Mick Wallace (The Left). – Madam President, this report talks about preserving a system of multilateralism that we are presently busy destroying. What is multilateral about a block of colonialist countries, their colonial outposts, and their conquered and occupied puppet regimes conspiring together to maintain a dying global order? We unilaterally impose crushing sanctions regimes against out-of-favour states and their populations, sanctions that are killing tens of thousands of ordinary people each year. How can we even pretend the concept of EU respect for multilateralism or human rights has any meaning anymore?

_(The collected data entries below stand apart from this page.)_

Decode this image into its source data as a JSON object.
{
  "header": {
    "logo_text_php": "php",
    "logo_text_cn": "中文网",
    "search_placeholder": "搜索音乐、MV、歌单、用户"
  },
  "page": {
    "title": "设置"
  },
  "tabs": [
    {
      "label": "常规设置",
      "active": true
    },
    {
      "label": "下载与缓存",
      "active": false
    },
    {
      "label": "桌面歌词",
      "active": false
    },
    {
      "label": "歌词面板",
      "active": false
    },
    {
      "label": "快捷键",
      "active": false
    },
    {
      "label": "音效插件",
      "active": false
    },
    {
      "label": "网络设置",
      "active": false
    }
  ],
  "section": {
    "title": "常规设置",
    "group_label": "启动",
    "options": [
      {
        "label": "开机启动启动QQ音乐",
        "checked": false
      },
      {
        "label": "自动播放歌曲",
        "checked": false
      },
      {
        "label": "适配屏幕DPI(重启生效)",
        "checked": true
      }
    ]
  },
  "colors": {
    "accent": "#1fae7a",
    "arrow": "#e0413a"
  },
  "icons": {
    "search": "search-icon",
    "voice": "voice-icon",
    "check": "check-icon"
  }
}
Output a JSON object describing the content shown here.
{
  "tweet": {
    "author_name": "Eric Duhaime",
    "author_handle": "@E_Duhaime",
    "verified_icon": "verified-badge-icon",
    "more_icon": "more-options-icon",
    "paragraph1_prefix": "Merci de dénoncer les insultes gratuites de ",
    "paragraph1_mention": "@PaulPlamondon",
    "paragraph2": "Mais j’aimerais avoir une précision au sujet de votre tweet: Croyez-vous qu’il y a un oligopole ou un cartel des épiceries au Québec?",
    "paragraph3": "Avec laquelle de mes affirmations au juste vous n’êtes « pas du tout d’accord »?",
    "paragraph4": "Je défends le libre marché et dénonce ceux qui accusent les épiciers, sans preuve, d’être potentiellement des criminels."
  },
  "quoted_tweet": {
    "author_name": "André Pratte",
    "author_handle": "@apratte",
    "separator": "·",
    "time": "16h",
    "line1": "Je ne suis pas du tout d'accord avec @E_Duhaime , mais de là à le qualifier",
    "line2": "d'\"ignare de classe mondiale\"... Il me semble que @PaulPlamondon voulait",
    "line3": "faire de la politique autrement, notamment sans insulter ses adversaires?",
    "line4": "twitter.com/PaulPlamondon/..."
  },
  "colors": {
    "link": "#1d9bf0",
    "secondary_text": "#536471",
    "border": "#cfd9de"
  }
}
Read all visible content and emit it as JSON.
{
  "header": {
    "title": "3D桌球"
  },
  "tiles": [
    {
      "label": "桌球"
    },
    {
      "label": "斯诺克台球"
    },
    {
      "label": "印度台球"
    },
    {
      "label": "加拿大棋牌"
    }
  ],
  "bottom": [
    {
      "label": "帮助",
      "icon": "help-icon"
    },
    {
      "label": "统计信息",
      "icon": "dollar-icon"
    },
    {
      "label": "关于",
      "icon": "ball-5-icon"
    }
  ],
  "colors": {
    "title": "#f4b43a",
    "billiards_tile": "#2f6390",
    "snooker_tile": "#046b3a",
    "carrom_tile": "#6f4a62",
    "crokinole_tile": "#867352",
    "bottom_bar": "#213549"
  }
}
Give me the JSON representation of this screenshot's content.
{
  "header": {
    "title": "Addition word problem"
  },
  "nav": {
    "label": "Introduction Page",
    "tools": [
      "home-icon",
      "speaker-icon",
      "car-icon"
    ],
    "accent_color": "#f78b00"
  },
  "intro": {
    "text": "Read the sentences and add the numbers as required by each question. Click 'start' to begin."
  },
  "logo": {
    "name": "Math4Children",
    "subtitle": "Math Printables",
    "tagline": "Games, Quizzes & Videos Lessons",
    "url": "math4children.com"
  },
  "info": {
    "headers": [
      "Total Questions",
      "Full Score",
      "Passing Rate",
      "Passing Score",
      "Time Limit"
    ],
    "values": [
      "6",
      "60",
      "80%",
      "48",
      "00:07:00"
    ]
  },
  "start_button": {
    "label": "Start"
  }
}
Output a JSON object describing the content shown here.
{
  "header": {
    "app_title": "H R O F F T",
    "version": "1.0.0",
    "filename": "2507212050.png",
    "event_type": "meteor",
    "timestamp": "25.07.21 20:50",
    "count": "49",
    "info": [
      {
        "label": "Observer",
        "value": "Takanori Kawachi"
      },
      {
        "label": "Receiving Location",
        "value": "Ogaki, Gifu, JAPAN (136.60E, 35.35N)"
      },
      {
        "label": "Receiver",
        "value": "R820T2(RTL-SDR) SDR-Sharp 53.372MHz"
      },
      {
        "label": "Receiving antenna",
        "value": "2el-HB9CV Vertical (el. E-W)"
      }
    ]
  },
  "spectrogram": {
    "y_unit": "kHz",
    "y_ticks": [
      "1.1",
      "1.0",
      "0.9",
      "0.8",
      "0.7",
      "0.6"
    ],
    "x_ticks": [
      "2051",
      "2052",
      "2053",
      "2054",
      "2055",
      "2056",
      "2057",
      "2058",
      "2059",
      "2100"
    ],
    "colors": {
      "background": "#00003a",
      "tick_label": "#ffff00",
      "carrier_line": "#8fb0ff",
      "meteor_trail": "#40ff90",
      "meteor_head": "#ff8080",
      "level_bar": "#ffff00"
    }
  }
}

The G7 and NATO-aligned countries, which collectively represent a minority of the world’s people, want to contain Russia and China and stop EU-Asia integration. The BRIC countries, which represent a larger portion of the world’s people, are not calling for this break – for isolation or for containment. They are clear that they want to maintain a world where multilateral institutions such as the UN are respected. The EU seems to want world domination. The Global South really wants genuine multilateralism. We should listen to them.
Clare Daly (The Left). – Madam President, I voted against this report because, while there’s some good bits in it, overall it’s confused and deceptive. It purports to be a call to defend multilateralism, but instead it attempts to redefine it and turn it into its opposite.
Multilateralism in a multipolar world means working through genuinely inclusive bodies – such as the UN – on the principle of sovereign equality, where each country has a say. It means listening to the people that you disagree with. It doesn’t mean groups of so-called like—minded partners forming a little gang – be it the G7 or the G20 – and negotiating your own rules and then imposing them on the rest of the world. That’s the opposite of multilateralism, but that’s the way it’s defined in this report.
We should be calling instead for upholding international law. But instead this is about rules—based international order. That isn’t international law. That means the rich countries making up the rules and giving everyone else orders to follow. We couldn’t be more in need today of returning to genuine multilateralism, but unfortunately, this isn’t it.